Let the medical tourist beware

Traveling can be an interesting and exciting part of our lives, and sometimes we are lucky enough to combine the pleasures of travel with the needs of our vocation. I have attended many medical meetings and conferences in some pretty exotic locations.

On the other hand, a recent and growing trend is not to travel for work or pleasure, but rather to seek medical care outside the confines of these United States. While this phenomenon known as medical tourism may present opportunities for saving money, caution is indicated, as my personal experience in Dubai will show. Of the many things I learned during my trip, the importance of thoroughly investigating standards of care outside the country, before becoming a patient, can have a critical effect on your life.

In 2007, I was asked to be the medical director of a new hospital to be devoted to cosmetic surgery in Dubai, a city in the United Arab Emirates. I was extremely excited by the opportunity to visit a part of the world I had never seen. So much seemed to be happening in this country that boasted both the tallest skyscraper in the world and a desert with some of the tallest sand dunes in the world. The contrasts between the new and the old were astounding. I remember one day when we shopped in a mall with an indoor ski slope and that night had a traditional desert meal and “sledded” down a sand dune. We sampled exotic fare and visited an archipelago of islands that was entirely man-made in the shape of a palm tree. Although my visit was replete with these memories and many more, my work experience there was not as rewarding.

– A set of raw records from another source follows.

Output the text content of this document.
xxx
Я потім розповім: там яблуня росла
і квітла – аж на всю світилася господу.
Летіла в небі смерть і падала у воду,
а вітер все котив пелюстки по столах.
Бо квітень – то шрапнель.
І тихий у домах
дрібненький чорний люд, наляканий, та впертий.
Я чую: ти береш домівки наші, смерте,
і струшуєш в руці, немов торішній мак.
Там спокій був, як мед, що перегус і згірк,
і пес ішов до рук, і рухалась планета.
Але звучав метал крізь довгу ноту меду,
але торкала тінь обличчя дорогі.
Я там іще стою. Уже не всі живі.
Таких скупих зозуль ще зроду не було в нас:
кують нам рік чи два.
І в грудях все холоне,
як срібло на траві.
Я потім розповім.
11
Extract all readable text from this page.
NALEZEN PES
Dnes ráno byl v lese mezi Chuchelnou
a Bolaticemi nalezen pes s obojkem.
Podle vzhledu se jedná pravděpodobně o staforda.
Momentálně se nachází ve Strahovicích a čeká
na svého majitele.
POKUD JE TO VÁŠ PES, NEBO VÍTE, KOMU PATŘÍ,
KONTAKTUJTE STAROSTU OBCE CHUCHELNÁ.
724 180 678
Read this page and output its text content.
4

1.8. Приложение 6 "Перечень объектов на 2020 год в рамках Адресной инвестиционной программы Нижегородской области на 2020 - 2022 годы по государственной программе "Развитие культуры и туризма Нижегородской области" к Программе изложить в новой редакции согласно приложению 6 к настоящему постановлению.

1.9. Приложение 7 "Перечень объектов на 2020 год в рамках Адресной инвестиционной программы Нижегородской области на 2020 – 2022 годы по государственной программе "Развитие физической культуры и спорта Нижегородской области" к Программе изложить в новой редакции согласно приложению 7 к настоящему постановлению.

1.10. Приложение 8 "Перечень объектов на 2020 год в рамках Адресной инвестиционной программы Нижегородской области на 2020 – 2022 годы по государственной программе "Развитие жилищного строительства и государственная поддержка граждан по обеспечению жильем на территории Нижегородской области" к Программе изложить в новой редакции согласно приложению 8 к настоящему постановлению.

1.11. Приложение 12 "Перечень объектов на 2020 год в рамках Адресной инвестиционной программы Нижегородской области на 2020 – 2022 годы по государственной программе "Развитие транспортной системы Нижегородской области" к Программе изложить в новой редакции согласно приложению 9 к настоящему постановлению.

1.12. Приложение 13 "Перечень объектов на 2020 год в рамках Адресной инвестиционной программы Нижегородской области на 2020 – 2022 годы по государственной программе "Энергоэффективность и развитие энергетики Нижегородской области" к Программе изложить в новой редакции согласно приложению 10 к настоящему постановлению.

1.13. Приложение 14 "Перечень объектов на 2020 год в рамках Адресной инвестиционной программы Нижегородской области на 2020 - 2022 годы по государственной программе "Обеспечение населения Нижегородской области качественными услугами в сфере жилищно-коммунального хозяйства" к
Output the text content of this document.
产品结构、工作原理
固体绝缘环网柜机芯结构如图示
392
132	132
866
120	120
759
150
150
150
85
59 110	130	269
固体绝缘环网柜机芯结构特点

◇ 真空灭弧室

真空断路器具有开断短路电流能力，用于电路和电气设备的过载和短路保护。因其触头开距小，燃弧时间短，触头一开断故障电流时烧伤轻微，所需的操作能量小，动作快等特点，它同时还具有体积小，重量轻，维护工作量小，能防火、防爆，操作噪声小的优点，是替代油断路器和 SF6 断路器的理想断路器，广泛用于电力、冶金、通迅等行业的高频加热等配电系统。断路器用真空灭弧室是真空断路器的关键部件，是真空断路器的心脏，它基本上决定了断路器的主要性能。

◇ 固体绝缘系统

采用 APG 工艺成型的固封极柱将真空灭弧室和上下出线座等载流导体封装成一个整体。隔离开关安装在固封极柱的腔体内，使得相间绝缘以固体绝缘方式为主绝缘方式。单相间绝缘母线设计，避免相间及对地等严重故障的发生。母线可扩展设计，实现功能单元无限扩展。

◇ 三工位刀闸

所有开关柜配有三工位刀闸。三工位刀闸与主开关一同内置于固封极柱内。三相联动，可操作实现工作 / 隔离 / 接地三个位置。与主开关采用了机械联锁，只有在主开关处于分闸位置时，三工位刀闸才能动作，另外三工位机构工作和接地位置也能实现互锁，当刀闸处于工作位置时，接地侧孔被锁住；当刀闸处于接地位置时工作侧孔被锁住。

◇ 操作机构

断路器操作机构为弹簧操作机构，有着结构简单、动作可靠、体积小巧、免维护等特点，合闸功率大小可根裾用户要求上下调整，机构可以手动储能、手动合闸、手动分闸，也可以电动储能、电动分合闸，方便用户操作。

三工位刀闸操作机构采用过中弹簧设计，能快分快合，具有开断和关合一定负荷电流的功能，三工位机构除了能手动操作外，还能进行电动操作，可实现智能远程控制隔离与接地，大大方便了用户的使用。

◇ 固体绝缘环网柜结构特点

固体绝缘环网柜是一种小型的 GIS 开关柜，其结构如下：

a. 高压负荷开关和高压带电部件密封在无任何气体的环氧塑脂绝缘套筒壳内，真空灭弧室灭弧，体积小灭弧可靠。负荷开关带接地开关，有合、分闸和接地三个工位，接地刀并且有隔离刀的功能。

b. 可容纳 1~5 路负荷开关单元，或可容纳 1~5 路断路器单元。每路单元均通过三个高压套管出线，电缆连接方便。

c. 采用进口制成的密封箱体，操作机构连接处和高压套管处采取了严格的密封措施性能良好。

Dubai Healthcare City was an enormous project supported by the leadership of the country. The idea was to build multiple hospitals, each with its own specific medical discipline, in one geographic locale. This city of health care would then serve as a magnet, drawing patients from an entire region that included more than 50 million people who lived less than four hours away by plane. There would be an associated medical school and physician staff drawn from around the world. One of the hospitals being built was devoted to cosmetic surgery and I was to serve as both an operating surgeon at the facility and its medical director. I still remember the excitement of beginning to recruit plastic surgeons from both the United States and Europe who would be working at this facility. Things didn’t quite work out the way I planned.

I was in the country when the hospital construction was being completed and I soon found that the hospital was not up to the standards I expected from my experiences with hospitals here. The rooms were quite beautiful, with suites available for use by extended family as well as patients during recovery, but the medical standards were not up to par at that time. Without the ability to enact the changes that were necessary and remembering one of the most basic dictums of all physicians, “Above all do no harm,” I felt obligated to resign from the project and return home. I only hope my successors were able to accomplish what I could not.

For the person considering medical tourism for your care, remember that there are two major areas to research before you embark on this path. The first is to investigate the standards of care in the country you are visiting, and just as important, how those standards are enforced. Second, be mindful that complications can happen in any surgical procedure and know in advance how care will be provided if you have a problem with surgery that was performed in another country. For myself, I’ll stick to traveling for fun.